Aujourd’hui, vendredi 14 février est un jour important. « C’est ma première Saint-Valentin à Paris » confie-t-il. 

Le poids de l’amour

Cette « mode » des « love locks » a commencé en 2008 à Paris et s’est étendue depuis à d’autres ponts de la Ville lumière, comme celui de l’Archevêché, près de Notre-Dame ou la passerelle Léopold-Sédar-Senghor, entre le jardin des Tuileries et le Musée d’Orsay.

Face à l’ampleur du phénomène, la mairie de Paris a menacé d’enlever les 2000 verrous, en 2011, arguant une « dégradation des équipements publics », avant d’abandonner l’idée. « Ce parapet a cassé sous le poids des cadenas il y a quelques jours, il a été remplacé pour des raisons de sécurité » montre du doigt Harman, bonnet vissé sur la tête, écharpe remontée jusqu’au nez.

Métier: marchand d’amour

Depuis son arrivée à Paris, il y a huit mois, ses journées sont bien chargées. Chaque matin, il quitte la chambre qu’il partage avec cinq autres Indiens dans le 93, pour se rendre à la station « Temple », où il achète des dizaines de cadenas à prix bon marché.

Il les revendra dans la journée à des touristes venus des quatre coins de la planète.

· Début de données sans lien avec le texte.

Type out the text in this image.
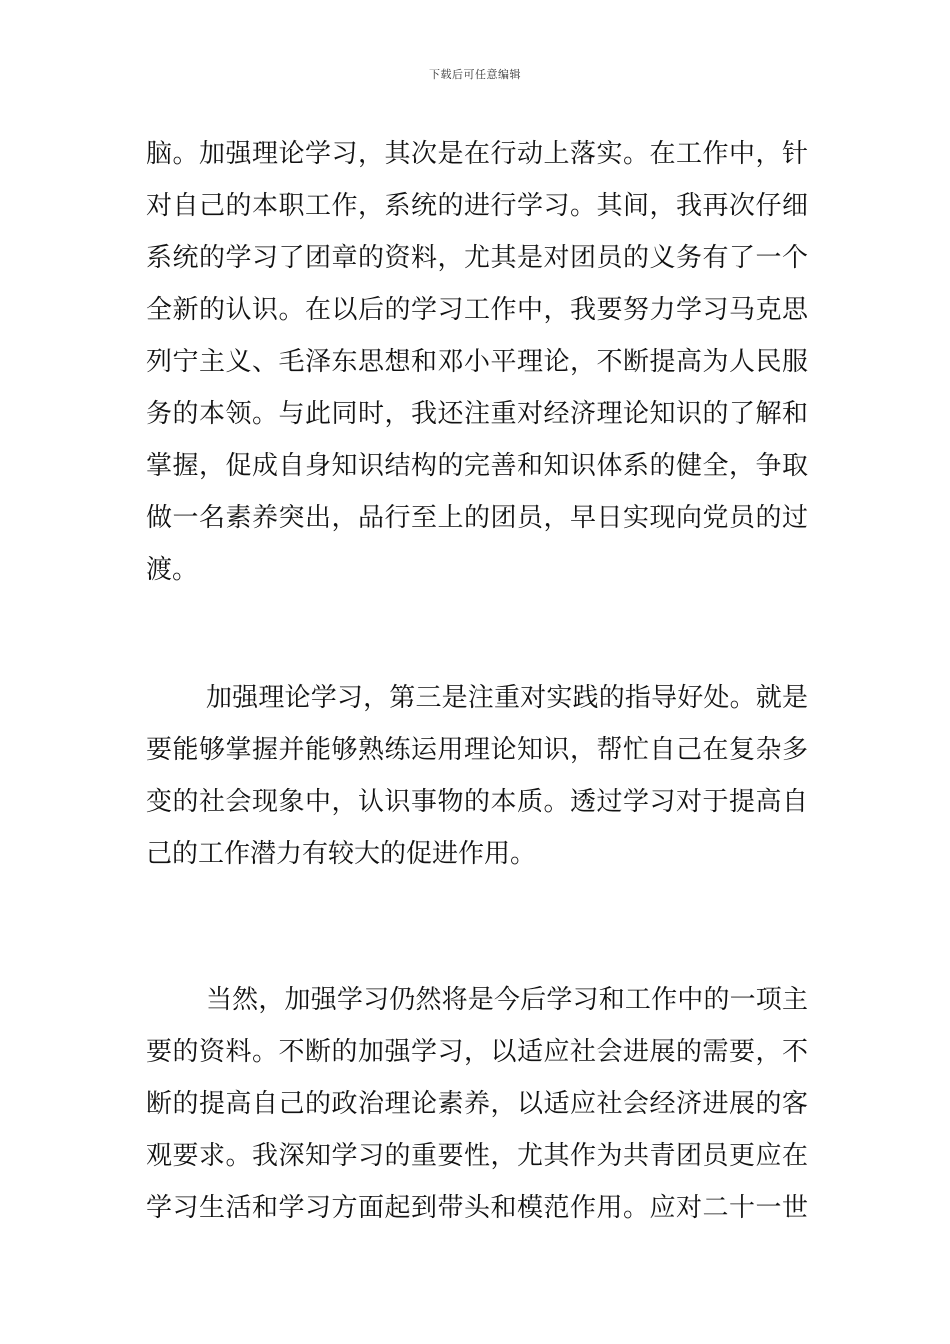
下载后可任意编辑
脑。加强理论学习，其次是在行动上落实。在工作中，针
对自己的本职工作，系统的进行学习。其间，我再次仔细
系统的学习了团章的资料，尤其是对团员的义务有了一个
全新的认识。在以后的学习工作中，我要努力学习马克思
列宁主义、毛泽东思想和邓小平理论，不断提高为人民服
务的本领。与此同时，我还注重对经济理论知识的了解和
掌握，促成自身知识结构的完善和知识体系的健全，争取
做一名素养突出，品行至上的团员，早日实现向党员的过
渡。
加强理论学习，第三是注重对实践的指导好处。就是
要能够掌握并能够熟练运用理论知识，帮忙自己在复杂多
变的社会现象中，认识事物的本质。透过学习对于提高自
己的工作潜力有较大的促进作用。
当然，加强学习仍然将是今后学习和工作中的一项主
要的资料。不断的加强学习，以适应社会进展的需要，不
断的提高自己的政治理论素养，以适应社会经济进展的客
观要求。我深知学习的重要性，尤其作为共青团员更应在
学习生活和学习方面起到带头和模范作用。应对二十一世
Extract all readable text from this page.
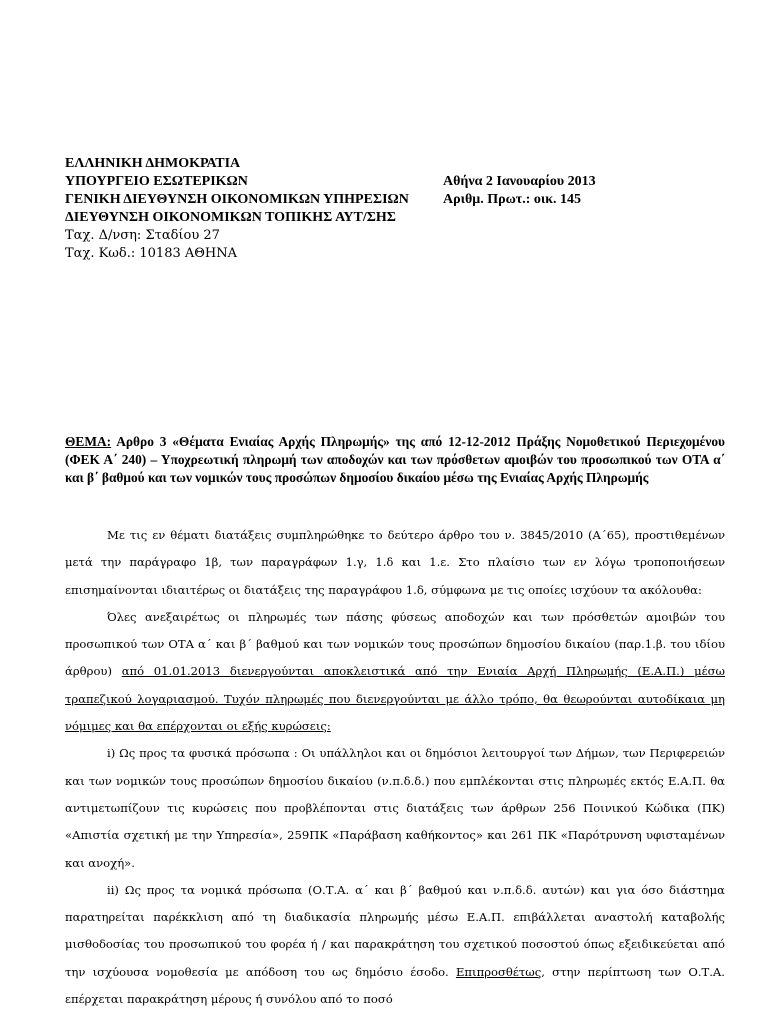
ΕΛΛΗΝΙΚΗ ΔΗΜΟΚΡΑΤΙΑ
ΥΠΟΥΡΓΕΙΟ ΕΣΩΤΕΡΙΚΩΝ	Αθήνα 2 Ιανουαρίου 2013
ΓΕΝΙΚΗ ΔΙΕΥΘΥΝΣΗ ΟΙΚΟΝΟΜΙΚΩΝ ΥΠΗΡΕΣΙΩΝ Αριθμ. Πρωτ.: οικ. 145
ΔΙΕΥΘΥΝΣΗ ΟΙΚΟΝΟΜΙΚΩΝ ΤΟΠΙΚΗΣ ΑΥΤ/ΣΗΣ
Ταχ. Δ/νση: Σταδίου 27
Ταχ. Κωδ.: 10183 ΑΘΗΝΑ
ΘΕΜΑ: Αρθρο 3 «Θέματα Ενιαίας Αρχής Πληρωμής» της από 12-12-2012 Πράξης Νομοθετικού Περιεχομένου (ΦΕΚ Α΄ 240) – Υποχρεωτική πληρωμή των αποδοχών και των πρόσθετων αμοιβών του προσωπικού των ΟΤΑ α΄ και β΄ βαθμού και των νομικών τους προσώπων δημοσίου δικαίου μέσω της Ενιαίας Αρχής Πληρωμής

Με τις εν θέματι διατάξεις συμπληρώθηκε το δεύτερο άρθρο του ν. 3845/2010 (Α΄65), προστιθεμένων μετά την παράγραφο 1β, των παραγράφων 1.γ, 1.δ και 1.ε. Στο πλαίσιο των εν λόγω τροποποιήσεων επισημαίνονται ιδιαιτέρως οι διατάξεις της παραγράφου 1.δ, σύμφωνα με τις οποίες ισχύουν τα ακόλουθα:

Όλες ανεξαιρέτως οι πληρωμές των πάσης φύσεως αποδοχών και των πρόσθετών αμοιβών του προσωπικού των ΟΤΑ α΄ και β΄ βαθμού και των νομικών τους προσώπων δημοσίου δικαίου (παρ.1.β. του ιδίου άρθρου) από 01.01.2013 διενεργούνται αποκλειστικά από την Ενιαία Αρχή Πληρωμής (Ε.Α.Π.) μέσω τραπεζικού λογαριασμού. Τυχόν πληρωμές που διενεργούνται με άλλο τρόπο, θα θεωρούνται αυτοδίκαια μη νόμιμες και θα επέρχονται οι εξής κυρώσεις:

i) Ως προς τα φυσικά πρόσωπα : Οι υπάλληλοι και οι δημόσιοι λειτουργοί των Δήμων, των Περιφερειών και των νομικών τους προσώπων δημοσίου δικαίου (ν.π.δ.δ.) που εμπλέκονται στις πληρωμές εκτός Ε.Α.Π. θα αντιμετωπίζουν τις κυρώσεις που προβλέπονται στις διατάξεις των άρθρων 256 Ποινικού Κώδικα (ΠΚ) «Απιστία σχετική με την Υπηρεσία», 259ΠΚ «Παράβαση καθήκοντος» και 261 ΠΚ «Παρότρυνση υφισταμένων και ανοχή».

ii) Ως προς τα νομικά πρόσωπα (Ο.Τ.Α. α΄ και β΄ βαθμού και ν.π.δ.δ. αυτών) και για όσο διάστημα παρατηρείται παρέκκλιση από τη διαδικασία πληρωμής μέσω Ε.Α.Π. επιβάλλεται αναστολή καταβολής μισθοδοσίας του προσωπικού του φορέα ή / και παρακράτηση του σχετικού ποσοστού όπως εξειδικεύεται από την ισχύουσα νομοθεσία με απόδοση του ως δημόσιο έσοδο. Επιπροσθέτως, στην περίπτωση των Ο.Τ.Α. επέρχεται παρακράτηση μέρους ή συνόλου από το ποσό
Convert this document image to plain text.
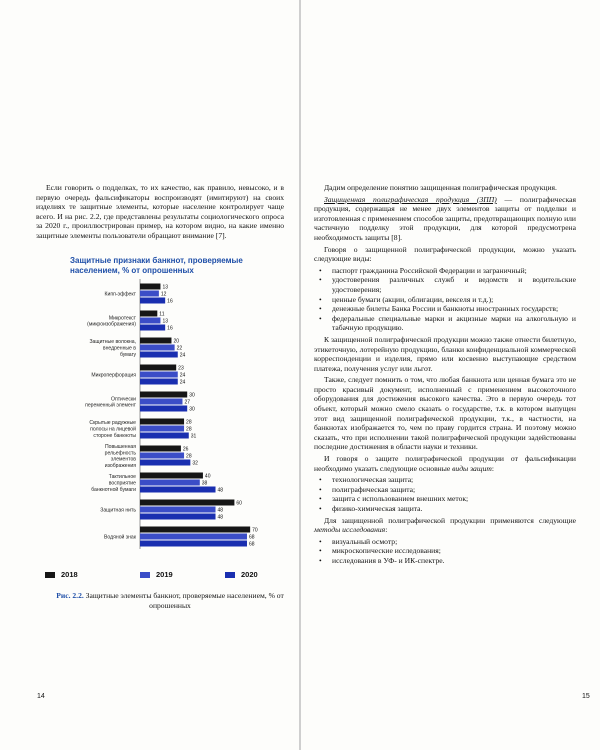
Если говорить о подделках, то их качество, как правило, невысоко, и в первую очередь фальсификаторы воспроизводят (имитируют) на своих изделиях те защитные элементы, которые население контролирует чаще всего. И на рис. 2.2, где представлены результаты социологического опроса за 2020 г., проиллюстрирован пример, на котором видно, на какие именно защитные элементы пользователи обращают внимание [7].

Защитные признаки банкнот, проверяемые населением, % от опрошенных
Кипп-эффект
13
12
16
Микротекст (микроизображения)
11
13
16
Защитные волокна, внедренные в бумагу
20
22
24
Микроперфорация
23
24
24
Оптически переменный элемент
30
27
30
Скрытые радужные полосы на лицевой стороне банкноты
28
28
31
Повышенная рельефность элементов изображения
26
28
32
Тактильное восприятие банкнотной бумаги
40
38
48
Защитная нить
60
48
48
Водяной знак
70
68
68
2018	2019	2020
Рис. 2.2. Защитные элементы банкнот, проверяемые населением, % от опрошенных
14

Дадим определение понятию защищенная полиграфическая продукция.

Защищенная полиграфическая продукция (ЗПП) — полиграфическая продукция, содержащая не менее двух элементов защиты от подделки и изготовленная с применением способов защиты, предотвращающих полную или частичную подделку этой продукции, для которой предусмотрена необходимость защиты [8].

Говоря о защищенной полиграфической продукции, можно указать следующие виды:

• паспорт гражданина Российской Федерации и заграничный;
• удостоверения различных служб и ведомств и водительские удостоверения;
• ценные бумаги (акции, облигации, векселя и т.д.);
• денежные билеты Банка России и банкноты иностранных государств;
• федеральные специальные марки и акцизные марки на алкогольную и табачную продукцию.

К защищенной полиграфической продукции можно также отнести билетную, этикеточную, лотерейную продукцию, бланки конфиденциальной коммерческой корреспонденции и изделия, прямо или косвенно выступающие средством платежа, получения услуг или льгот.

Также, следует помнить о том, что любая банкнота или ценная бумага это не просто красивый документ, исполненный с применением высокоточного оборудования для достижения высокого качества. Это в первую очередь тот объект, который можно смело сказать о государстве, т.к. в котором выпущен этот вид защищенной полиграфической продукции, т.к., в частности, на банкнотах изображается то, чем по праву гордится страна. И поэтому можно сказать, что при исполнении такой полиграфической продукции задействованы последние достижения в области науки и техники.

И говоря о защите полиграфической продукции от фальсификации необходимо указать следующие основные виды защит:

• технологическая защита;
• полиграфическая защита;
• защита с использованием внешних меток;
• физико-химическая защита.

Для защищенной полиграфической продукции применяются следующие методы исследования:

• визуальный осмотр;
• микроскопические исследования;
• исследования в УФ- и ИК-спектре.
15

Le prix dépend de la taille du cadenas, mais également du montant que client est prêt à mettre : « trois, quatre euros en moyenne »

« Les gens l’achètent, puis je leur prête un marqueur indélébile pour qu’ils y inscrivent leurs initiales et la date leur passage sur le pont », avant de jeter la clé dans la Seine. « Eva et Carlos, mars 2013 », « I will be back », « London to Paris », peut-on par exemple lire les boitiers métalliques accrochés les uns aux autres faute de  place sur les rambardes.

Mais, de temps en temps,  il lui arrive aussi de donner les cadenas gratuitement aux jeunes amoureux arrivés là par hasard, qui n’ont pas de monnaie sur eux, mais qui veulent sceller leur amour sur le pont.

500 euros par mois

Chaque mois, l’argent des cadenas d’amour lui rapporte autour de 500 euros. Un peu plus, en été, confie-t-il. Pendant, les longues soirées estivales, le commerce se porte mieux. Harman envoie une partie de l’argent à sa famille restée en Inde dans l’Etat d’Haryana, situé au nord du pays. Sa mère, sa grande sœur et ses grands parents vivent encore là-bas. Tous les soirs, il leur passe un coup de téléphone pour les rassurer et prendre de leurs nouvelles : « Je reste 20 minutes au téléphone avec eux pour qu’ils me racontent leur journée ». Mais de son travail, Harman ne dit presque rien, pour éviter qu’ils ne se fassent du souci.

Sous les verrous

Surtout pas ses nombreuses mésaventures avec la police, ce qu’il craint le plus ici, à Paris. « J’ai peur à chaque minute. Les policiers viennent en moyenne trois ou quatre fois par jour sur le pont, parfois plus » explique-t-il, regard à l’affût. Il a déjà été emmené au poste une dizaine de fois en l’espace de six mois, en « garde à vue », l’un des rares mots qu’il connaît en Français. Il se rappelle avec horreur cette journée qu’il a passé dans une cellule étroite sans nourriture, juste de l’eau dans les toilettes. « La police m’a ordonné de ne plus revenir sur le pont pour vendre ces cadenas… Mais dès qu’ils m’ont libéré, la vie continue, et je reprends le travail ».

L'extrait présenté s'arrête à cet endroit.